As I talked about in The Good, The Bad, And The In Between Of Advertising Dollars Spent In 2018, last year I spent a lot trying different types of advertising. Thousands of dollars, in fact. While I did see some sales from some of the ads, I feel sure at least half of what I spent did nothing to increase sales.

That’s why I decided this year to be diligent about tracking what works and doesn’t and to spend far less–unless or until I figure out what ads are generating an overall profit.

Today I sat down to figure out specific goals and dollar targets. By sharing them I hope I’ll inspire you.

Setting Specific Goals

While in early January I set a budget to keep spending in check, I hadn’t really thought about exactly what result I wanted other than to earn more than I spent.

That’s the kind of fuzzy thinking that led me astray last year.

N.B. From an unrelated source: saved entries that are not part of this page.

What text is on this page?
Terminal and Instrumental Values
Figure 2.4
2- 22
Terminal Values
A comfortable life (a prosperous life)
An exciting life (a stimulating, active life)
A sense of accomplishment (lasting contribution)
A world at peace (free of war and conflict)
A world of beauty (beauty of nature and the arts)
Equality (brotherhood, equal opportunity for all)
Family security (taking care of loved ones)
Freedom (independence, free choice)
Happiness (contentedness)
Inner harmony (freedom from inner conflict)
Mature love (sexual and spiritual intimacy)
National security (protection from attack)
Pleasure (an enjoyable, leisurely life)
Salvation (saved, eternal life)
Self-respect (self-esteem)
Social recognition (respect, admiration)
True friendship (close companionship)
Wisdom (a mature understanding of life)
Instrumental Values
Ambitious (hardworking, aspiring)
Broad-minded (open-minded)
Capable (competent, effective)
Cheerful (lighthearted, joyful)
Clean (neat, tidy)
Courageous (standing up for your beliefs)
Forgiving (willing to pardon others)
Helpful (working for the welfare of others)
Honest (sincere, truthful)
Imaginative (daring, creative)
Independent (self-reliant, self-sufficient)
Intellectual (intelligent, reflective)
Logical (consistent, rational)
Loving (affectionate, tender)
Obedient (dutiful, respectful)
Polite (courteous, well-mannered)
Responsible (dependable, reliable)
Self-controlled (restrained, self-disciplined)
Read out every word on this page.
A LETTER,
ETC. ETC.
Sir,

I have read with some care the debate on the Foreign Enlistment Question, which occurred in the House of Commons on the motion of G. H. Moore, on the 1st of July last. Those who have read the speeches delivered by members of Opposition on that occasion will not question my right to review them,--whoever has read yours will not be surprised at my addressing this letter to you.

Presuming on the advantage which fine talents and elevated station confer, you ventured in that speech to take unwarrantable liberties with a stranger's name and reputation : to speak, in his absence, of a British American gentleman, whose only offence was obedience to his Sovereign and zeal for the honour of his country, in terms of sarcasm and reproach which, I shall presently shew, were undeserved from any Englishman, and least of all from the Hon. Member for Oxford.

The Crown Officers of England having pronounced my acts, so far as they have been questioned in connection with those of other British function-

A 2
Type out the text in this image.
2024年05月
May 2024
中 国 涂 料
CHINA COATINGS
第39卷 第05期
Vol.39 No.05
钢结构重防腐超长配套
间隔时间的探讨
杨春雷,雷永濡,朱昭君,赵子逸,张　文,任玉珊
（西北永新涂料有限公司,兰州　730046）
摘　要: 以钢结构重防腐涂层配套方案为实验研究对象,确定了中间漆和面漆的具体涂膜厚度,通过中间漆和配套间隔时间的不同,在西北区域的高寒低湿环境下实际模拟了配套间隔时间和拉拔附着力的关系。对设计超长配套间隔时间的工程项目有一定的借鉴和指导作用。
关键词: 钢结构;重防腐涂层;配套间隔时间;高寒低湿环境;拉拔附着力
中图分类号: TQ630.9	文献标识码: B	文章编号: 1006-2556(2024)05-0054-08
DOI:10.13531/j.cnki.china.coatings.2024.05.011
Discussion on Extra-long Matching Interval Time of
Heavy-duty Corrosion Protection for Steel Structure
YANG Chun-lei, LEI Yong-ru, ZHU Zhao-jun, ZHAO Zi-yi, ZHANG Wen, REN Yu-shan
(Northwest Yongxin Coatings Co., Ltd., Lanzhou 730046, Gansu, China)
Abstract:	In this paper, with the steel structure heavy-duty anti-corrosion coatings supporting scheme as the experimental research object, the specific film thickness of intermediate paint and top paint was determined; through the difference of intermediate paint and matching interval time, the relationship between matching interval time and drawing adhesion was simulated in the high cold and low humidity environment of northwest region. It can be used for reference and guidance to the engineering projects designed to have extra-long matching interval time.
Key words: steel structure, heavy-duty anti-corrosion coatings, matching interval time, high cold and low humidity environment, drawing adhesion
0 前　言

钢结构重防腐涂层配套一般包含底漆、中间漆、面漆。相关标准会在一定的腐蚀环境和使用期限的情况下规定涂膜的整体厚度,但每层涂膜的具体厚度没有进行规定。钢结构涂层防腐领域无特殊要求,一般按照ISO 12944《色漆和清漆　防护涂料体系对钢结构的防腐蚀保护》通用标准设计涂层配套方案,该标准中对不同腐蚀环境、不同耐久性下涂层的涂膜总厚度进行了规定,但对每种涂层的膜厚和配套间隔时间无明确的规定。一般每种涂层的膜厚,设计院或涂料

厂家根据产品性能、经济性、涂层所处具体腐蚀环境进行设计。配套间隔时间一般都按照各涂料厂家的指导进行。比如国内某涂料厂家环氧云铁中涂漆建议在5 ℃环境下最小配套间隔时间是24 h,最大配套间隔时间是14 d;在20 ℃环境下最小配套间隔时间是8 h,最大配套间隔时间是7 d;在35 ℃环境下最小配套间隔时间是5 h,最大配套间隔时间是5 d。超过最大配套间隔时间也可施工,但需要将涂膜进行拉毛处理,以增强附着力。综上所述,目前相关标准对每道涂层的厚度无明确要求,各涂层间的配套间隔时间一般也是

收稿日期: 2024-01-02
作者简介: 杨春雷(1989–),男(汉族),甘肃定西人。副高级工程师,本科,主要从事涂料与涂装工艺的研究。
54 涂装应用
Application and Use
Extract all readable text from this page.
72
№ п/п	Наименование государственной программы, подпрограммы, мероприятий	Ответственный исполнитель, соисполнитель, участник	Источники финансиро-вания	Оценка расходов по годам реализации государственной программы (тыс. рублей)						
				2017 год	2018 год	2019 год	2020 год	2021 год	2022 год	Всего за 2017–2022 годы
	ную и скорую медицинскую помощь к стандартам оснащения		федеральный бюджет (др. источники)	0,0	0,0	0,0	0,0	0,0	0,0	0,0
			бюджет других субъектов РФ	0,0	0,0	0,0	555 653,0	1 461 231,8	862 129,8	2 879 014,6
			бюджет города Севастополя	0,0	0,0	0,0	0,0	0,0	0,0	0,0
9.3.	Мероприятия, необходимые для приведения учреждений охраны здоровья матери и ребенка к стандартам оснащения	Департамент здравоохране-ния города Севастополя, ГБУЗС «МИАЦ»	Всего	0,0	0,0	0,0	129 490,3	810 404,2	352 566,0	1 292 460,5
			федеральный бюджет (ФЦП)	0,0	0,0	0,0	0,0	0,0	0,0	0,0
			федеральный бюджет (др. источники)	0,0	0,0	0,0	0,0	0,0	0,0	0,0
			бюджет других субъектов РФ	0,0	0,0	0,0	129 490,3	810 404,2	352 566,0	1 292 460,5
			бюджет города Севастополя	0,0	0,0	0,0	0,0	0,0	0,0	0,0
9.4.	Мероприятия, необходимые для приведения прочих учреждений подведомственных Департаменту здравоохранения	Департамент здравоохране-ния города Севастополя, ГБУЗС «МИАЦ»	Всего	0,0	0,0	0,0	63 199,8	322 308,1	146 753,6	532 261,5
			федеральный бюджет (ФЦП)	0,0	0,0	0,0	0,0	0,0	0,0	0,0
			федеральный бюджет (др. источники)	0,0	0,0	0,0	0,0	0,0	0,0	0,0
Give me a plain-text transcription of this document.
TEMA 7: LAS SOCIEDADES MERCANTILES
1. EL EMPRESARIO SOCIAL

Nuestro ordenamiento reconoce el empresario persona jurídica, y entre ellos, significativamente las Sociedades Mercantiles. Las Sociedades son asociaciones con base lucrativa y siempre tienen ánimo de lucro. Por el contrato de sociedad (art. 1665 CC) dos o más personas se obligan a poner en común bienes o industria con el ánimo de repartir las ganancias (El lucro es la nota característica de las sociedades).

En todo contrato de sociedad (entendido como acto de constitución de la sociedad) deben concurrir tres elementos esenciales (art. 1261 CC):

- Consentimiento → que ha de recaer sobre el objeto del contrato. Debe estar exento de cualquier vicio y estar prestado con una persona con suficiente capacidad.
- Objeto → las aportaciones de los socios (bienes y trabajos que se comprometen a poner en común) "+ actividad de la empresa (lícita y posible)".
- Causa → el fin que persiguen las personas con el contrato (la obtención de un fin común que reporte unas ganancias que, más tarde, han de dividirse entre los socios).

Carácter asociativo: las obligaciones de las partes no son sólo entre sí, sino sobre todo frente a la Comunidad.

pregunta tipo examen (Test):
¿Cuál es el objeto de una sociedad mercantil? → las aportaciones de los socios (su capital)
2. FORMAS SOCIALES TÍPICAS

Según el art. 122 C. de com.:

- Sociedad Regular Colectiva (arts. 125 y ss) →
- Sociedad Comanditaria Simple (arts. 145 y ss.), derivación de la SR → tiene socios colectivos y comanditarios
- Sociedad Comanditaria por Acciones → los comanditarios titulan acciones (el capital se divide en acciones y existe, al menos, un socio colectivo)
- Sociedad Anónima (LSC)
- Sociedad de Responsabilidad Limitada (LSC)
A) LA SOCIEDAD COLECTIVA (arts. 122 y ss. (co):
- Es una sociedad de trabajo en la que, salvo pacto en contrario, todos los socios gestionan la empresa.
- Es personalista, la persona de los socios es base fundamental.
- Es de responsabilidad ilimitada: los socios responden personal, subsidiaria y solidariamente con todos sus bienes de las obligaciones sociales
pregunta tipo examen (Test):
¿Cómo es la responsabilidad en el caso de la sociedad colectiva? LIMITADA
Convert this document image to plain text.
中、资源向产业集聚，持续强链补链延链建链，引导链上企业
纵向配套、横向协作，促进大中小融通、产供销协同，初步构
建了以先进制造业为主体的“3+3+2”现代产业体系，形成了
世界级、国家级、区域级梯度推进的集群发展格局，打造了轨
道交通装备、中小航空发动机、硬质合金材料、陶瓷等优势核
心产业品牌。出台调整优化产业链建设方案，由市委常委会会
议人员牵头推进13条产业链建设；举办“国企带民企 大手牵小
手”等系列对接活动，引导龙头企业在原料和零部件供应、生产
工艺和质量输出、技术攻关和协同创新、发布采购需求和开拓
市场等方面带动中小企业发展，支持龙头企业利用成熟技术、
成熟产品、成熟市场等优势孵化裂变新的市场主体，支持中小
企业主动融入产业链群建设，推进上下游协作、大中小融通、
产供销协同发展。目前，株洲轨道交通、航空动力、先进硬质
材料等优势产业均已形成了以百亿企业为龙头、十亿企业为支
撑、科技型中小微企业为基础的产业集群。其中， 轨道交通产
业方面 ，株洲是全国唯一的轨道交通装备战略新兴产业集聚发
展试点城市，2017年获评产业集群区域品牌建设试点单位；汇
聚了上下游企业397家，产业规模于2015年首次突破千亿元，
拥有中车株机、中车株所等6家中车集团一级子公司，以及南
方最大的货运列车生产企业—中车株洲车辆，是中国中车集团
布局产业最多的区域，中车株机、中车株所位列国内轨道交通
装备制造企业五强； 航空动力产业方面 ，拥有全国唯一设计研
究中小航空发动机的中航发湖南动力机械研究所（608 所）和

I basically threw money at the wall (okay, at Facebook, Amazon, Goodreads, and a whole lot of enewsletter listings). So long as my overall royalties per month exceeded my ad spend I figured I’d sort it out later.

(Not a great plan but, to be fair, I was recovering from a fairly serious injury and a little overwhelmed.)

What saved me from doing the same this year but with a spending limit was a  brand new podcast by Bryan Cohen called Relentless Authors Advertise. Bryan asked listeners what their goals were for their ads. I realized I had a budget but not a goal.

The Basis For This Year’s Goals 

I set my goals based on these theories and data:

  • My ratio of ad spend to sales was about 1:2 last year
  • By looking at what worked best last year and eliminating platforms I’m certain added no sales I should be able to spend less and earn more
  • If I monitor the ads carefully, I ought to be able to tweak them, increase my spending, and increase my profits throughout the year
  • Starting much lower than last year and increasing my spend gradually based on results should help me keep my expenses reasonable
  • I like setting ambitious goals

My initial idea for the entire year, after looking at last year’s results, was to limit my spending to $180 a month ($2,160 a year). I planned to split this among Amazon Ads, Bookbub Ads, and enewsletters, averaging $60 per month for each category.

After listening to Bryan’s podcast on scaling up his ad spend, though, I decided I ought to do that if I can figure out over time what’s working best.

I’m used to thinking about the amount of work and profit on a quarterly basis, which is what I did with my law firm. For that reason, I’m aiming to increase spending and profits each quarter.

Last year I spent 50 cents to earn a dollar in sales. That doesn’t mean I doubled my money, though, because I earn between 30%-70% of the sale price for each book. So this year my goal for the entire year is to spend 30 cents to earn a dollar in sales.

My ambitious sales goal is to double the average monthly sales each quarter by gradually increasing my ad spend but keeping it to 30 cents on the dollar.

In Dollars And Cents

In dollars and cents, here’s the plan/goal:

1st Quarter

  • Average monthly ad spend: $180
  • Average monthly sales: $540

2nd Quarter

  • Average monthly ad spend: $324
  • Average monthly sales: $1,080

3rd Quarter

  • Average monthly ad spend: $640
  • Average monthly sales: $2,160

4th Quarter

  • Average monthly ad spend: $1,296
  • Average monthly sales: $4,320

In addition, any time I can get a Bookbub Featured Deal I’ll take it regardless of the spending budget. Those deals always pay for themselves for my books and earn a profit. Because I can’t count on getting one, though, I haven’t factored them into the average monthly ad spend.

Stay tuned for updates once a quarter.

Also, I encourage you to check out Relentless Authors Advertise if you’re doing any advertising of your books or plan to in the future. Bryan includes useful tips and information. And he shares in detail how much he’s spending compared to his total sales, which is invaluable information.